For a second, Archie thought that his doctor was someone that he used to work with back in Idaho. He wasn’t. But the nose did fall off of the man’s face in a way that Archie considered ‘potatoey.’
The good doc had hashbrowned Archie’s leg into a brace after several x-rays to determine if there were any mashed bones.
“The good news is that there aren’t any bakes.”
“No broken bones.”
“That word you used there, gnocchi. I’m not sure that I know what that is, precisely. Isn’t it some sort of pasta?”
“Actually more of a dumpling, typically with a potato filling.”
“Ahhh, I knew it was something like that… What were you saying?”
“Though there aren’t any broken bones, you’ll have to keep this brace on for six weeks.”
Archie must have flinched because the doc patted him sympathetically. “The waiting,” he said, “is the hardest part.”
As Archie’s flashback kicked into play – the universal sign for green, rightward-facing triangles – the white-coated man handed him a slip of paper. “This should take some of the edge off,” he said.
Archie briefly fantasized about a month afloat on a sea of painkillers. He unfolded the paper – a 10% off coupon for a pottery class at the strip mall down the street.
The fact that he’d been born in the 21st century never failed to get Archie down. It wasn’t the arbitrary time scale that got to him; it was simply the fact that, by the time he ambled into reality, everything had already been done. He’d gone into music hoping to innovate or come up with some earth–shaking groove that had never been heard before.

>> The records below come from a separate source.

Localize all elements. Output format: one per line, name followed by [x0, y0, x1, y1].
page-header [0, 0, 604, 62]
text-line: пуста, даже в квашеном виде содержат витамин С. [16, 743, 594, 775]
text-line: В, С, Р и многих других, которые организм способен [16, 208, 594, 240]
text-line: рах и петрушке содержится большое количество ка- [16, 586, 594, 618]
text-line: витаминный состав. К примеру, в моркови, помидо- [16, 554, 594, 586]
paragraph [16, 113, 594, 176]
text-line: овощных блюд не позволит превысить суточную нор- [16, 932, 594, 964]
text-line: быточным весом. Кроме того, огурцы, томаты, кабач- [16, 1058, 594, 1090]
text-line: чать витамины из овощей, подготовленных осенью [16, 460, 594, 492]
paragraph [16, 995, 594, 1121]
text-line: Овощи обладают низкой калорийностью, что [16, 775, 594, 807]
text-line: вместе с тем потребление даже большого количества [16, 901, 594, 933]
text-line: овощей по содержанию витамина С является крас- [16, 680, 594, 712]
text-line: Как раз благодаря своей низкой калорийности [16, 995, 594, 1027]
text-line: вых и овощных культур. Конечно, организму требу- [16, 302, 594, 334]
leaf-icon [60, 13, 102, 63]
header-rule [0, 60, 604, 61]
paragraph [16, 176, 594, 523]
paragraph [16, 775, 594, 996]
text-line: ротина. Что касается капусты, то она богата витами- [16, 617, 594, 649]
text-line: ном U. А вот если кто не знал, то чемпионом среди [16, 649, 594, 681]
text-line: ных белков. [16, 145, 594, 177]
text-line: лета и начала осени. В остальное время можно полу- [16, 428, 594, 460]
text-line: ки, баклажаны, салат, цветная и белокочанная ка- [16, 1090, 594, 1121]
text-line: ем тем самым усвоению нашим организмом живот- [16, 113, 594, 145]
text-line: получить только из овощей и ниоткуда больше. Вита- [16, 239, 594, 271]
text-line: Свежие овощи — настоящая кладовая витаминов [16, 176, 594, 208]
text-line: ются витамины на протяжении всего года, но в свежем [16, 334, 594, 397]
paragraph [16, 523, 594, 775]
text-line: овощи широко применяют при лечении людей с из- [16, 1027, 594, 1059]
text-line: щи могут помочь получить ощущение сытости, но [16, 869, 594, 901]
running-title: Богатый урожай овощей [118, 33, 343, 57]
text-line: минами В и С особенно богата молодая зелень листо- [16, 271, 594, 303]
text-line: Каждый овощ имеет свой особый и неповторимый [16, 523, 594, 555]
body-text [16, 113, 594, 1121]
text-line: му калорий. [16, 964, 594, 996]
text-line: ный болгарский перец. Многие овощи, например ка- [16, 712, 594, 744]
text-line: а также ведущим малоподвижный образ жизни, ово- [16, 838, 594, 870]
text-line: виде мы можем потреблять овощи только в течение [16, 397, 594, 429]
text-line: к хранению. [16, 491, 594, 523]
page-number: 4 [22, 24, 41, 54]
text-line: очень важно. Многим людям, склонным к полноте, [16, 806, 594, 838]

Of course everything was neo-classical this and nu-metal that and it really didn’t help matters that he was playing bass in an all ‘90s cover band. He’d tried to make one of their shows a little edgier by wearing a shoe on his dick during his performance but realized that the Peppers got it right the first time and it was pointless to tweak perfection, if one considered perfection to be four grown men wearing only socks over their penises. Archie wasn’t gay or anything but he could appreciate the sentiment.
Okay, Archie was a little bit gay but he didn’t know if the one blowjob he’d given at his sister’s high school graduation party had been a result of boredom, or attraction, or simply a need to experience something different.
Of course, with thirty-three odd years under his belt, a world-weary white middle-class American man like himself realized that there was no road less traveled, everything new was just an extended metaphor for something that already existed. Even the almighty platypus was a cut-and-paste version of other, less interesting animals.
Archie wished that at least he had an addiction so something would move to the forefront of his priorities instead of everything blurring together in a melting pot of vagaries. “I’m an epiphenomenalist,” his friend told him. “Big deal,” he’d replied. “I’m allergic to bee stings and peanuts. A little bit of either and I could die.”
Not dying was no way to live. When he looked out the window, even the salt flats looked just like a moonscape that looked like the salt flats that had bored him since he was fourteen years old. Boo, he thought. Hiss.
Though Archie could only appreciate the platypus in a vaguely Dadaist way, he still halfway admired the way the animal came at you unexpectedly, all egg-laying and flippers akimbo. Though he knew that it was impractical bordering on silly, Archie himself had yet to take the shoe off of his penis. It gave him a little somethin’, he thought, that no one else had.